Stepper motors are brushless DC motors which can move in discrete steps thanks to the special coil arrangement inside. They are very popular in DIY and industry projects which require accurate mechanical movement control. In this SSolo PCB project, they building a dual stepper motor driver shield based on two Allegro A4988 ICs which can supply up to 35V and 2A and provide overcurrent and thermal protection.
There are two separate motor drivers on the board, DRIVER A and DRIVR B. Each driver has separate power and motor phase connections over the terminal blocks and control signals connected to Arduino. There are five driving modes controlled by MS1, MS2 and MS3 jumpers which sets the Full Step, Half Step, Quarter Step, Eighth Step and Sixteenth Step modes that affects the motor movement accuracy.

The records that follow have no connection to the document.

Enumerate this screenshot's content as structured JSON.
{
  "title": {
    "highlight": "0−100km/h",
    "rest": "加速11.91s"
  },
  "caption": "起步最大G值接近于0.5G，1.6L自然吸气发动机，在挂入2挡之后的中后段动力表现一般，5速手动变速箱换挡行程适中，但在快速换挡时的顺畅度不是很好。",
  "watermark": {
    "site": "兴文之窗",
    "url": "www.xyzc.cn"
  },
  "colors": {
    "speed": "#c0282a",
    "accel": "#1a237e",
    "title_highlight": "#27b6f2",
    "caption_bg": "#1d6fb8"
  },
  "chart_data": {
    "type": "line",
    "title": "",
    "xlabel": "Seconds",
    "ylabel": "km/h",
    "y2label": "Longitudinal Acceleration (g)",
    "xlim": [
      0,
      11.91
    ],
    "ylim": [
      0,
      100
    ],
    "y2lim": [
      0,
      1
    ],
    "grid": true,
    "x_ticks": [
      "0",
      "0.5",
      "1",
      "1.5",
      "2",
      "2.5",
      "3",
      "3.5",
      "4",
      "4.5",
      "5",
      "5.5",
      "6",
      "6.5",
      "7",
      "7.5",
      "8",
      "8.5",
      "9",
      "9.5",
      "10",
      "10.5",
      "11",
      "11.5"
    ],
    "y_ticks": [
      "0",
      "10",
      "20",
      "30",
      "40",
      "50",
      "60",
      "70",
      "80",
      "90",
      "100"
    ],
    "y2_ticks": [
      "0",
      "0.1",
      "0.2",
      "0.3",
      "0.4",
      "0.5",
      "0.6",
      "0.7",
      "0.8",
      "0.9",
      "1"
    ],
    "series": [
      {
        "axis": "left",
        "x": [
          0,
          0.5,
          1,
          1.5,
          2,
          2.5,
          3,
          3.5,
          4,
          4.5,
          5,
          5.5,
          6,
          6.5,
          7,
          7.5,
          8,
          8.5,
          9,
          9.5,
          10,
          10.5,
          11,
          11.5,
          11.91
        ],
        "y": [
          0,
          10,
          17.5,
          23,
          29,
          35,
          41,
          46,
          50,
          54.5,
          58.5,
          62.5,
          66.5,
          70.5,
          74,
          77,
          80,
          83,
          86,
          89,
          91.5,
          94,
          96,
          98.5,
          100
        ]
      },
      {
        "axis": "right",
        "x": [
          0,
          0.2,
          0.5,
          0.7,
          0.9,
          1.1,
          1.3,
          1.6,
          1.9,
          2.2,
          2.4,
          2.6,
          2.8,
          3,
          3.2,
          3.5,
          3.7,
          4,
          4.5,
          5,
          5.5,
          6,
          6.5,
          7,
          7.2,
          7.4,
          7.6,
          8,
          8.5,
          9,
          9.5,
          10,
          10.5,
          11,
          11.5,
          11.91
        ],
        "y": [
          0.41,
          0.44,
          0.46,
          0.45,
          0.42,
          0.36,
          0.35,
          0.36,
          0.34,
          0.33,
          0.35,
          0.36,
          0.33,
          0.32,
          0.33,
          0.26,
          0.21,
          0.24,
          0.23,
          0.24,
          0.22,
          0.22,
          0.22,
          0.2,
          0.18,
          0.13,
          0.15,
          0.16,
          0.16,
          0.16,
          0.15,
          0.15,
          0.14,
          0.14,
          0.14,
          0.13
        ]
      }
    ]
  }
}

The jumper and the resistor connected to the ROSC pin sets the decay mode of the driver. If you solder the 0R resistor and remove the jumper, the pin is pulled to the Ground. If you don’t solder the 0R and place the jumper, the pin is pulled to the VCC. More detailed explanation about the decay modes are explained on the A4988 datasheet.
There are both SMD and through hole components on the board. The most difficult part of the assembly is soldering A4988 ICs. First you should apply solder to the PCB pads and then place and align the IC very carefully. Then by using a hot air gun, apply heat just under the PCB to the IC region. The solder will melt and the IC will be self aligned and soldered.
To improve the thermal performance, small heatsink can be attached on the ICs. To determine whether cooling is required in your application, you can calculate the junction temperature in your application ambient by using the Rdson resistance and the junction to ambient thermal resistance of the component.